Writer's picture: Esther ClarkEsther Clark

Updated: Oct 31, 2019

We are all very concerned about the Station Hotel, about the safety aspects, about the possible loss of our Victorian heritage, about the loss of an attractive view at the top of the town. We're worried about having a long period of demolition costing three to four and a half million pounds followed by having a mundane, new, glass and steel basic station which will look boring at first and ugly later on. It will be designed to last twenty five years only and is likely to cost twenty million pounds to build. Ayr Station Hotel has been the gateway to Ayr for over 150 years. Restoration and development of current uses suitable for Ayr's needs is likely to be a lot cheaper and the building is likely to last another hundred years.


Ayr Station Hotel Community Action Group has had two well attended public meetings in April and August, the later having over 300 hundred people present, apart from a couple of people everyone wanted to keep the station hotel as an attractive gateway to Ayr, an important part of the fabric of the town and as a place of fond memories. There was also the feeling that with restoration and redevelopment, the building would provide amenities for the town which a glass and steel station would not do.


Given the chance it could provide the station and some of the following list: -

a cafe/restaurant for the use train passengers and users of the building, a bijoux hotel, a gym, a social centre, offices, student hostel and social or co-operative housing.
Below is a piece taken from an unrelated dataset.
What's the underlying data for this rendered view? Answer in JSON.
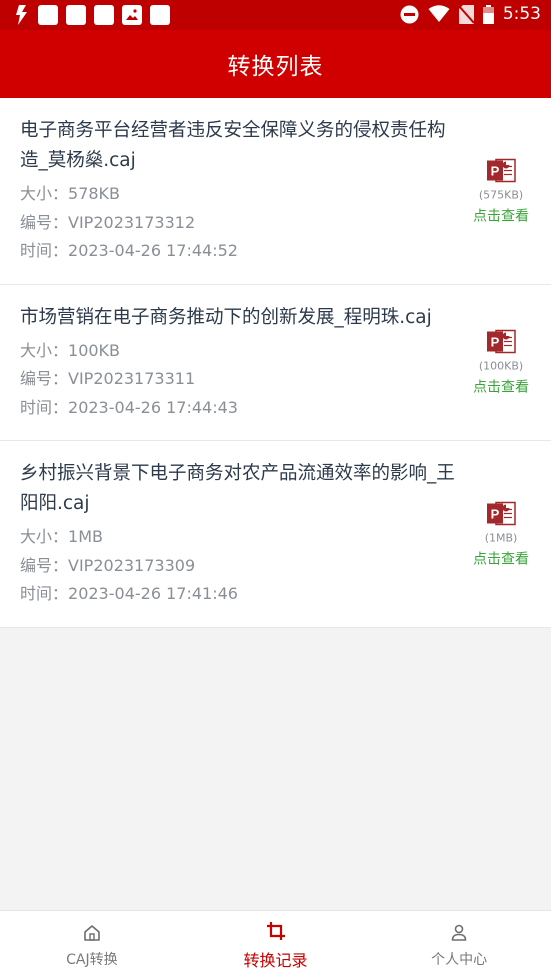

To conserve the building and develop it sensitively would take less time than demolition and the new build option. This could take as long as two years, whereas to make safe would take months. To fix the whole roof would take about a year or so i am told but the station could function once it was made safe.


South Ayrshire Council (SAC) and NetworkRail are making the building safe, ready for a structural engineer report to be prepared. The firm Mott McDonald has been commissioned to provide this report. At the moment there is disruption to the rail services until the building is made safe by about January/February, at which point the report will be done. There is a Task Force made up of SAC, the Rail Companies and Heritage Environment Scotland etc, looking at the safety aspects of the train service and this will continue until the train service is sorted out.


Meantime at our second public we had a speaker, Una Richards from Scottish Historic Buildings Trust which have an established record over 30 years of restoring important Scottish buildings. The Trust has made preliminary moves to undertaking a feasibility study and have offered to take over the buildings subject to the Report findings. They normally purchase any property they take on and complete the whole process from purchase to restoration to planning the development, to finding the funds. As the government would be obliged to pay for the whole cost of a new build, the Action Group feel that the government should be responsible for much of the cost.